Les médicaments GLP-1 montrent des gains cardiovasculaires durables au-delà de la perte de poids

Les agonistes du récepteur GLP-1 sont passés du traitement du diabète au centre du marché de l’obésité, mais une nouvelle revue soutient que leur importance médicale dépasse largement la seule balance. Des chercheurs de l’Anglia Ruskin University ont analysé les données de plus de 90 000 patients inscrits dans 11 grands essais de résultats cardiovasculaires et ont constaté que les patients prenant ces médicaments étaient moins susceptibles de subir des événements cardiovasculaires majeurs que ceux recevant un placebo.

La revue, publiée dans Cardiovascular Diabetology – Endocrinology Reports, s’est concentrée spécifiquement sur les données de long terme. Seules les études avec au moins un an de suivi ont été incluses, et la durée moyenne de suivi était d’un peu moins de trois ans. Sur cette période, le traitement par agonistes du récepteur GLP-1 a été associé à une réduction d’environ 13 % des événements cardiovasculaires indésirables majeurs, notamment les crises cardiaques, les AVC et les décès cardiovasculaires.

Cette mise en perspective compte, car le récit commercial autour des médicaments GLP-1 a souvent été dominé par la demande de prescriptions pour la perte de poids et par des questions de coût, de tolérance et d’approvisionnement. Cette nouvelle revue déplace l’attention vers la question de savoir si ces médicaments peuvent offrir une protection durable à des patients déjà exposés à un risque cardiovasculaire élevé.

Ce que la revue a trouvé

Selon les chercheurs, les bénéfices ne se limitaient pas à un segment étroit de patients. La réduction du risque a été observée chez des personnes déjà considérées comme vulnérables aux complications cardiovasculaires, notamment des patients atteints de diabète de type 2, d’obésité ou d’une maladie cardiaque préexistante. Les résultats auraient également été indépendants du fait qu’un patient soit diabétique ou non.
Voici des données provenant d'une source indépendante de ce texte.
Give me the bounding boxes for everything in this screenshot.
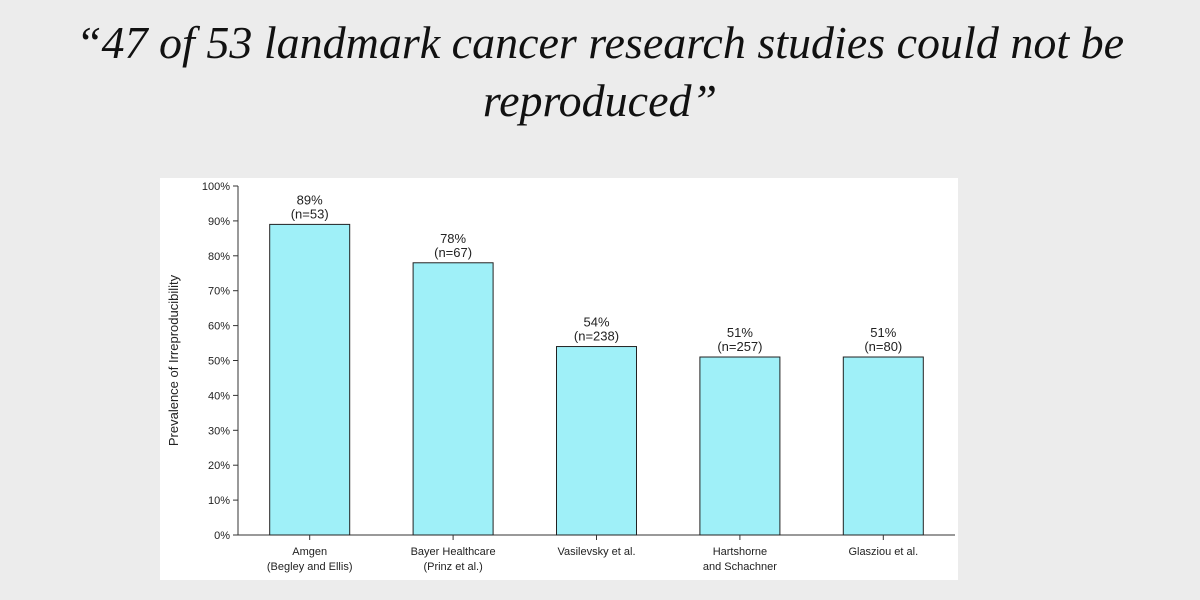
y-tick-label: 20% bbox=[208, 460, 230, 472]
bar-n-label: (n=67) bbox=[434, 245, 472, 260]
bar-value-label: 78% bbox=[440, 231, 466, 246]
y-tick-label: 50% bbox=[208, 356, 230, 368]
x-category-label: (Prinz et al.) bbox=[423, 561, 482, 573]
bar bbox=[556, 346, 637, 536]
y-tick-label: 70% bbox=[208, 286, 230, 298]
bar bbox=[269, 223, 351, 536]
y-tick-label: 60% bbox=[208, 321, 230, 333]
bar-chart: 0% 10% 20% 30% 40% 50% 60% 70% 80% 90% 100% Prevale… bbox=[166, 181, 955, 573]
bar-n-label: (n=80) bbox=[864, 339, 902, 354]
y-tick-label: 80% bbox=[208, 251, 230, 263]
bar-value-label: 51% bbox=[870, 325, 896, 340]
y-tick-label: 10% bbox=[208, 495, 230, 507]
slide-title: “47 of 53 landmark cancer research studi… bbox=[0, 14, 1200, 130]
x-category-label: Bayer Healthcare bbox=[411, 546, 496, 558]
bar-value-label: 89% bbox=[297, 192, 323, 207]
bar bbox=[412, 262, 494, 536]
x-category-label: Vasilevsky et al. bbox=[557, 546, 635, 558]
bar bbox=[699, 356, 781, 536]
y-tick-label: 90% bbox=[208, 216, 230, 228]
bar-n-label: (n=257) bbox=[717, 339, 762, 354]
chart-panel: 0% 10% 20% 30% 40% 50% 60% 70% 80% 90% 100% Prevale… bbox=[160, 178, 958, 580]
slide-title-line1: “47 of 53 landmark cancer research studi… bbox=[75, 17, 1125, 68]
y-tick-label: 100% bbox=[202, 181, 230, 193]
bar bbox=[842, 356, 924, 536]
y-tick-label: 40% bbox=[208, 390, 230, 402]
y-axis-label: Prevalence of Irreproducibility bbox=[166, 274, 181, 446]
bar-n-label: (n=53) bbox=[291, 206, 329, 221]
x-category-label: and Schachner bbox=[703, 561, 777, 573]
x-category-label: Hartshorne bbox=[713, 546, 767, 558]
bar-n-label: (n=238) bbox=[574, 329, 619, 344]
slide-title-line2: reproduced” bbox=[482, 75, 718, 126]
bar-value-label: 51% bbox=[727, 325, 753, 340]
x-category-label: Amgen bbox=[292, 546, 327, 558]
x-category-label: (Begley and Ellis) bbox=[267, 561, 353, 573]
y-tick-label: 30% bbox=[208, 425, 230, 437]
y-tick-label: 0% bbox=[214, 530, 230, 542]
bar-value-label: 54% bbox=[583, 315, 609, 330]
x-category-label: Glasziou et al. bbox=[848, 546, 918, 558]
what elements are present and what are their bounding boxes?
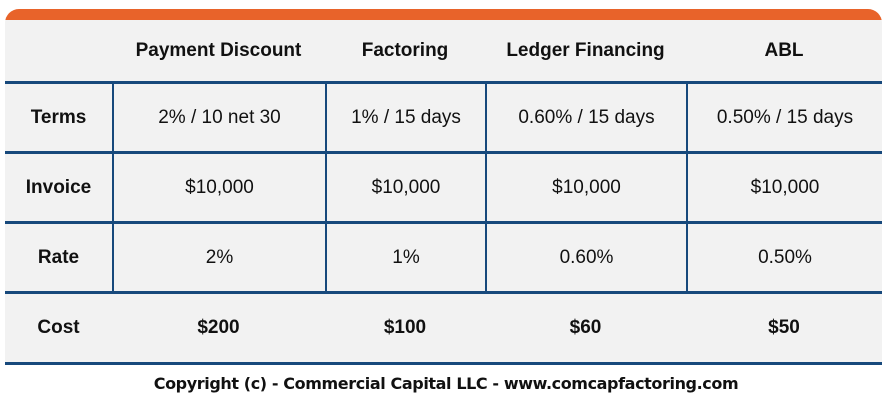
table-cell: $10,000 — [112, 154, 325, 221]
header-cell: Factoring — [361, 40, 449, 61]
divider — [5, 362, 882, 365]
table-cell: 2% — [112, 224, 325, 291]
header-row: Payment Discount Factoring Ledger Financ… — [5, 20, 882, 82]
table-row: Rate 2% 1% 0.60% 0.50% — [5, 224, 882, 291]
row-label: Cost — [37, 317, 80, 338]
header-cell: Ledger Financing — [506, 40, 665, 61]
comparison-table: Payment Discount Factoring Ledger Financ… — [5, 9, 882, 365]
divider — [5, 291, 882, 294]
table-cell: 1% / 15 days — [325, 84, 485, 151]
table-cell: $50 — [768, 317, 800, 338]
header-cell: Payment Discount — [135, 40, 302, 61]
accent-bar — [5, 9, 882, 20]
table-cell: $10,000 — [485, 154, 686, 221]
table-row: Invoice $10,000 $10,000 $10,000 $10,000 — [5, 154, 882, 221]
table-cell: $10,000 — [325, 154, 485, 221]
table-cell: 0.50% — [686, 224, 882, 291]
divider — [5, 81, 882, 84]
header-cell — [5, 20, 112, 82]
table-cell: 2% / 10 net 30 — [112, 84, 325, 151]
divider — [5, 151, 882, 154]
table-cell: $60 — [569, 317, 602, 338]
table-row: Terms 2% / 10 net 30 1% / 15 days 0.60% … — [5, 84, 882, 151]
row-label: Terms — [30, 106, 87, 128]
table-cell: 1% — [325, 224, 485, 291]
table-cell: 0.50% / 15 days — [686, 84, 882, 151]
table-cell: $100 — [383, 317, 427, 338]
header-cell: ABL — [764, 40, 804, 61]
row-label: Invoice — [25, 176, 92, 198]
table-row-cost: Cost $200 $100 $60 $50 — [5, 294, 882, 362]
row-label: Rate — [37, 246, 80, 268]
copyright-footer: Copyright (c) - Commercial Capital LLC -… — [153, 374, 739, 393]
table-cell: $10,000 — [686, 154, 882, 221]
table-cell: 0.60% — [485, 224, 686, 291]
table-cell: $200 — [197, 317, 240, 338]
table-cell: 0.60% / 15 days — [485, 84, 686, 151]
divider — [5, 221, 882, 224]
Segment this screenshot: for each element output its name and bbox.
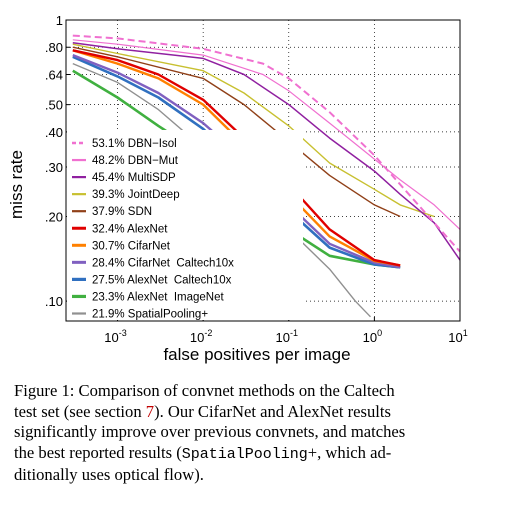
- y-tick-label: 1: [56, 13, 63, 28]
- legend: 53.1% DBN−Isol 48.2% DBN−Mut 45.4% MultiSD…: [67, 130, 303, 321]
- x-tick-label: 101: [448, 328, 467, 345]
- caption-text: test set (see section: [14, 401, 146, 421]
- y-tick-label: .50: [45, 98, 63, 113]
- legend-label: 45.4% MultiSDP: [92, 172, 176, 184]
- y-tick-label: .10: [45, 294, 63, 309]
- caption-line: ditionally uses optical flow).: [14, 465, 500, 486]
- caption-text: ditionally uses optical flow).: [14, 465, 204, 484]
- legend-label: 32.4% AlexNet: [92, 223, 168, 235]
- roc-chart: 1 .80 .64 .50 .40 .30 .20 .10 10-3 10-2 10-1 100 101…: [7, 13, 468, 364]
- legend-label: 23.3% AlexNet ImageNet: [92, 291, 224, 303]
- y-axis-title: miss rate: [7, 150, 26, 219]
- series-line: [72, 42, 461, 261]
- caption-line: significantly improve over previous conv…: [14, 422, 500, 443]
- y-tick-label: .64: [45, 67, 63, 82]
- y-tick-label: .30: [45, 160, 63, 175]
- axis-ticks: 1 .80 .64 .50 .40 .30 .20 .10 10-3 10-2 10-1 100 101: [45, 13, 468, 345]
- caption-line: Figure 1: Comparison of convnet methods …: [14, 381, 500, 402]
- legend-label: 30.7% CifarNet: [92, 240, 171, 252]
- x-tick-label: 10-2: [190, 328, 212, 345]
- figure-caption: Figure 1: Comparison of convnet methods …: [14, 381, 500, 486]
- series-line: [72, 34, 461, 253]
- caption-text: SpatialPooling: [181, 445, 308, 463]
- y-tick-label: .40: [45, 125, 63, 140]
- x-tick-label: 10-1: [276, 328, 298, 345]
- series-line: [72, 46, 401, 218]
- legend-label: 28.4% CifarNet Caltech10x: [92, 257, 234, 269]
- series-line: [72, 43, 435, 218]
- legend-label: 53.1% DBN−Isol: [92, 138, 177, 150]
- caption-text: the best reported results (: [14, 442, 182, 462]
- caption-line: the best reported results (SpatialPoolin…: [14, 443, 500, 466]
- caption-text: significantly improve over previous conv…: [14, 422, 406, 441]
- x-axis-title: false positives per image: [163, 345, 350, 364]
- caption-text: ). Our CifarNet and AlexNet results: [154, 401, 391, 421]
- x-tick-label: 100: [363, 328, 382, 345]
- legend-label: 21.9% SpatialPooling+: [92, 309, 208, 321]
- caption-line: test set (see section 7). Our CifarNet a…: [14, 402, 500, 423]
- plot-frame: [65, 19, 461, 322]
- y-tick-label: .80: [45, 40, 63, 55]
- series-line: [72, 39, 461, 230]
- x-tick-label: 10-3: [104, 328, 126, 345]
- caption-text: +, which ad-: [307, 442, 392, 462]
- y-tick-label: .20: [45, 210, 63, 225]
- legend-box: [67, 130, 303, 320]
- section-reference-link[interactable]: 7: [145, 401, 155, 421]
- legend-label: 39.3% JointDeep: [92, 189, 180, 201]
- legend-label: 27.5% AlexNet Caltech10x: [92, 274, 232, 286]
- legend-label: 48.2% DBN−Mut: [92, 155, 179, 167]
- caption-text: Figure 1: Comparison of convnet methods …: [14, 381, 395, 400]
- legend-label: 37.9% SDN: [92, 206, 152, 218]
Au-delà de la réduction principale des événements cardiovasculaires majeurs, la revue a constaté que les patients prenant des agonistes du récepteur GLP-1 étaient moins susceptibles de mourir toutes causes confondues. Ils présentaient aussi des taux plus faibles de crises cardiaques non mortelles, d’AVC non mortels et d’hospitalisations pour insuffisance cardiaque.

Cette ampleur est remarquable. Plutôt que de pointer vers l’amélioration d’un seul critère de jugement, la revue suggère que cette classe de médicaments pourrait influer sur plusieurs des issues qui préoccupent le plus les cliniciens chez les populations à haut risque. Pour les médecins et les systèmes de santé, cela ouvre la possibilité d’évaluer la thérapie GLP-1 non seulement comme une intervention métabolique, mais aussi comme un élément de la prise en charge à plus long terme du risque cardiovasculaire.